Winter is coming, you can feel it creaking and crackling just over the horizon like a pensioner who’s slipped on the ice. Its icy tendrils are starting to slip inside your warm carcass, stroking your cosy innards in a fiery cold embrace, as daylight and sunshine, gives way to pale grey skies and a miserable slide towards the impending birthday of the Nazarene. And in the spirit of bonhomie that that intro ushers in, we’re off to the baking deserts of New Mexico, Albuquerque and new kids on the block Feed The Corpses To The Pigs (FTCTTP) who having formed in 2019, unleash this, their debut album unto the masses. To honest, I hadn’t heard of this band before they popped up into my inbox, and given their band name, their ludicrous over the top monikers (which I have copied and pasted from the press notes for reading pleasure – Lucas “Torture Pig” Boron (bass and vocals), Bill “Slaughter Pig” Dierker (lead guitar), Shawn “Death Pig” Fink (guitars and vocals and Eli “Murder Pig” Perea on drums), I would say that my expectations were on the shittier side of high. But, as they say, you shouldn’t judge a book by its human flesh cover. But, before I segue off into the review, I will question what’s the point in the above nom de plumes if not to set a certain genre expectation in a listener’s minds eye. Of course, it’s a deliberate ploy, same thing with their band name which is going to lead you to expect another tawdry entry into the torture, goregrind, piggy squeal, horror film sample MO that bands such as Parasitic Ejaculation, Visceral Disgorge and a thousand others, where style may well very win over substance.

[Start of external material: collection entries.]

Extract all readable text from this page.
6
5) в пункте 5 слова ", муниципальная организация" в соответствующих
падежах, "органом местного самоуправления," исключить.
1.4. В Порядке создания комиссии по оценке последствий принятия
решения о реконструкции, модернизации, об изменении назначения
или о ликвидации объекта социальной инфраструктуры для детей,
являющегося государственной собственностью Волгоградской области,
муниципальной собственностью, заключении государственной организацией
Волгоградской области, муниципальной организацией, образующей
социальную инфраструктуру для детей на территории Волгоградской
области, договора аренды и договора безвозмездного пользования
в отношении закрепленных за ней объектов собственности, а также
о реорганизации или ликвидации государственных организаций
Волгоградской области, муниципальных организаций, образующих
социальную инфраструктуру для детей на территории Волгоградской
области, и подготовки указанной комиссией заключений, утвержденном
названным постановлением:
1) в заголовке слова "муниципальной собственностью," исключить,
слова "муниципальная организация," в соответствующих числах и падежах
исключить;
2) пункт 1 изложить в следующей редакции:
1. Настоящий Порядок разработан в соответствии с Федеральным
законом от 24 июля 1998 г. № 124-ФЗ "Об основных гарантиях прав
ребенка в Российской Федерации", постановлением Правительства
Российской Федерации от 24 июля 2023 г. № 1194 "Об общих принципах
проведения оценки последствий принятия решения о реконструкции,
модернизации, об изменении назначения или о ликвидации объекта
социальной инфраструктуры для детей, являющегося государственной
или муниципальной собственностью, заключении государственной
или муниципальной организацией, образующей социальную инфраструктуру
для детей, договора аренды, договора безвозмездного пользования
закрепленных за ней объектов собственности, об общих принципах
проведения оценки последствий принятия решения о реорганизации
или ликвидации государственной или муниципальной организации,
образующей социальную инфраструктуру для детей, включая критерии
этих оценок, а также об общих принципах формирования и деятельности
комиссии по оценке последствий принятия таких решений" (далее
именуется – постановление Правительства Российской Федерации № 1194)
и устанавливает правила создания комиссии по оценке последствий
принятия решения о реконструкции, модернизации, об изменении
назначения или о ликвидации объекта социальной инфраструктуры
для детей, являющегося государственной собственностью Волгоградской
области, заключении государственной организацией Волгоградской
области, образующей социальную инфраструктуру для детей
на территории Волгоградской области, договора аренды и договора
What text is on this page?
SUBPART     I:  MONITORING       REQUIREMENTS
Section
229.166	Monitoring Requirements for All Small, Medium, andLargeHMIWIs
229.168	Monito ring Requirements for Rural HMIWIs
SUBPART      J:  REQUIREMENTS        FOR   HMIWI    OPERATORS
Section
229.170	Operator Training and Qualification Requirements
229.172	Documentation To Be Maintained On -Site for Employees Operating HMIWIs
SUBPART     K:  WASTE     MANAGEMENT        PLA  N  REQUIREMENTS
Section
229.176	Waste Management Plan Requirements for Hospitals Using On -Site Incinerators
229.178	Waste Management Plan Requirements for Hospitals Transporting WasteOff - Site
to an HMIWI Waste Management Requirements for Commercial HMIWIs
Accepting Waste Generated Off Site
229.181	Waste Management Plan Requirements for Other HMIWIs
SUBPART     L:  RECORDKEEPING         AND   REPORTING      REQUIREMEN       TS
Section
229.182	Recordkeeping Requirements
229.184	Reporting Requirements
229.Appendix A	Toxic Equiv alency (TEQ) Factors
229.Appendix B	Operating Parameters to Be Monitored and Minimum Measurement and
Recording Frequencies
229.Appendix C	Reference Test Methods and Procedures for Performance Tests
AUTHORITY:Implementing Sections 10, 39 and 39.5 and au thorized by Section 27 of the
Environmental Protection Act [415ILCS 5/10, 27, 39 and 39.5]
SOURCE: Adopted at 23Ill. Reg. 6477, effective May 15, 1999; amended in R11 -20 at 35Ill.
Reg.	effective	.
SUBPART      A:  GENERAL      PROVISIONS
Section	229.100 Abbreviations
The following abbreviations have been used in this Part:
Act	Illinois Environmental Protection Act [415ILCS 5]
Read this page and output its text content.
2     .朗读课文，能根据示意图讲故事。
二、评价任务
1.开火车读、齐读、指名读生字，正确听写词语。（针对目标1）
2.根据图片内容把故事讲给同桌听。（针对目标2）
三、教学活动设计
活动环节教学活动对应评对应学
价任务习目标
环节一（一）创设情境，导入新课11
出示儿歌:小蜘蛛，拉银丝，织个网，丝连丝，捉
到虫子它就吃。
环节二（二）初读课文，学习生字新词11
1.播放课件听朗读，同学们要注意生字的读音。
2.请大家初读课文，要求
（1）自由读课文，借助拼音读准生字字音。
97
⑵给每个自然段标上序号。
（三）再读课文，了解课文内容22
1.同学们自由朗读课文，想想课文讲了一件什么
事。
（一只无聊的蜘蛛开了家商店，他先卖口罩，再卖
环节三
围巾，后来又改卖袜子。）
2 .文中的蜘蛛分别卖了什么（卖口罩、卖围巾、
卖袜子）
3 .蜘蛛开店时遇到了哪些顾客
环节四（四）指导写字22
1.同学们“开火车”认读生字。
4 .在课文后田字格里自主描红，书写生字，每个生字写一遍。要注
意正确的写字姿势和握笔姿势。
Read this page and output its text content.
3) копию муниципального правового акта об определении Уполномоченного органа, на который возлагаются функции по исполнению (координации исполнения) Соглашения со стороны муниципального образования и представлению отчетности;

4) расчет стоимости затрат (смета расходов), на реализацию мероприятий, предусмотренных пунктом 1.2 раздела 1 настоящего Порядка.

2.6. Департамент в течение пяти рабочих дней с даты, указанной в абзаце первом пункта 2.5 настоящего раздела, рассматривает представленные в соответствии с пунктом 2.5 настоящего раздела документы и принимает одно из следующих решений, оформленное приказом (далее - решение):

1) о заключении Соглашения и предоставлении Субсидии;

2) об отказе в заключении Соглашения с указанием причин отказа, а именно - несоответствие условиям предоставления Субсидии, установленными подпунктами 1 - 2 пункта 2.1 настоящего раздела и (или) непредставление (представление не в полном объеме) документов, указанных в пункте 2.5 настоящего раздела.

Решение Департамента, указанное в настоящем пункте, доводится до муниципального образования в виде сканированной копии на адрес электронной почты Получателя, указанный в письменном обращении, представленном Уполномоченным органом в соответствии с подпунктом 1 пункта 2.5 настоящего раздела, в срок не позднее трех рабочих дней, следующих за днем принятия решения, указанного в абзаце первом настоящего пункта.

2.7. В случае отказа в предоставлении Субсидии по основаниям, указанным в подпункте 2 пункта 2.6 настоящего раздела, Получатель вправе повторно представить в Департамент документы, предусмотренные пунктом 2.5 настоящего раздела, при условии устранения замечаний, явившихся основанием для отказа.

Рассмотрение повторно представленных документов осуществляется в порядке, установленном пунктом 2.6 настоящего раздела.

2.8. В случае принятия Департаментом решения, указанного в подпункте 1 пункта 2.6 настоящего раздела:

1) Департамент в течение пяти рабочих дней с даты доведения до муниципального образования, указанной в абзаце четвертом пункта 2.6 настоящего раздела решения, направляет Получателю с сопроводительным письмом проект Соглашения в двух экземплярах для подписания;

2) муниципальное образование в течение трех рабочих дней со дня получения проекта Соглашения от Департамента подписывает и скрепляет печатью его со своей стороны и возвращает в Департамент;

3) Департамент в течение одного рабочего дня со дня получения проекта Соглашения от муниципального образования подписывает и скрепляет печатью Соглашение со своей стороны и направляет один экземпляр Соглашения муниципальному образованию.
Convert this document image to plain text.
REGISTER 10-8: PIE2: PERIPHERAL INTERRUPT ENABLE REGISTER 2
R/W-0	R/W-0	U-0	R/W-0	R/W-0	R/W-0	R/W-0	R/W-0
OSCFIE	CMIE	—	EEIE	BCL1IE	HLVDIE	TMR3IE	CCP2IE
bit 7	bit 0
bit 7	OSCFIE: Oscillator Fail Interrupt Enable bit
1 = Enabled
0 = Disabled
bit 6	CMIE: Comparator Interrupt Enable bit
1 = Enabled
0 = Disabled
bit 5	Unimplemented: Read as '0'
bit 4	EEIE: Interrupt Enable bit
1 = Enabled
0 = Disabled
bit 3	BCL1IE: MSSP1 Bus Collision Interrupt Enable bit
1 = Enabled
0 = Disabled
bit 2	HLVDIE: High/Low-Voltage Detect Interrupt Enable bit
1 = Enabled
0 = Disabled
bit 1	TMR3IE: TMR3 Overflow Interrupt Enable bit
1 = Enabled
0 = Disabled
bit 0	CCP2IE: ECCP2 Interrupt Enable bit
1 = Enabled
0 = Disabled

But rather surprisingly, once you peel back the bloody bed sheets, rather than discovering a beheaded and defiled corpse, writhing in a maggot infested soup (see I can do it too), you are going to uncover what is a rather fine album that if you can ignore some of the more on the nose genre tropes that pepper it’s running time (yes the incessant samples from films and news programmes etc.). But I am dwelling on the negatives and so let’s dive in. It’s so wickedly confusing that it lifts you off your feet, spins you round and invites you to play pin the eyeball on the corpse. The best way I can really describe this album, is to liken it to a musical buffet but rather than stale scotch eggs and corned beef sandwiches, you get the great and the good from all metal genres. Listening to this album is akin to putting your favourite top 100 metal albums of the last 30 years and putting your device on shuffle. Now, I understand this sounds like a lazy assed review, where the reviewer (me) simply hasn’t listened to the album enough to get a firm grasp on what it is and what it’s trying to accomplish. Well, I hear you, but believe me when I say, I have listened to this album at least half a dozen times, and I am led to the same conclusion every time. What I can’t work out though, is, is this is a masterstroke and the band have decided to cover all heavy musical bases to appeal to as broad as musical base as possible OR, is it that band have struggled with their own musical identity and have acted like a giant metal fanged magpie in the face of not being able to suitably craft and mould their own musical identity?

I for one, am happy to give FTCTTP the benefit of the doubt here. There is so much going on though, it takes some unpicking but in the interests of brevity, let me precis. Album opener ‘Separate’ sounds like precision tooled Heartwork era Carcass and as such, you have a feeling of stability, and you know where you are as we crash into next track ‘Ghost of Winter’ which is in a similar vein. Well played, crisp death metal with barked/growled vocals. But from here in in, things get weird, as the band segue into almost punky, Entombed like riffs, which slows down the double bass crescendo as epic guitar solos soar into view. The next couple of tracks, spill out into almost Black Metal territory before everything goes back on itself and we’re in ‘So Far, So Good..’ era Megadeth via a soupcon of Alice In Chains (if fronted by Abbath) . It’s as schizophrenic (from a musical style perspective), as I have heard for years BUT, despite the haphazard and myriad of musical touchpoints, it’s really, enjoyable. The playing is excellent, the vocals are beefy, strong, and hugely impressive and it comes together by album’s end. It’s a ballsy record that delivers on the brutality scale, being equal parts, Grind, Death, Black, Thrash and everything in-between. There’s something for everyone on this album, and despite the trite genre trappings the band have decided to drench themselves in, this is a very decent album indeed and bodes well for their future endeavours.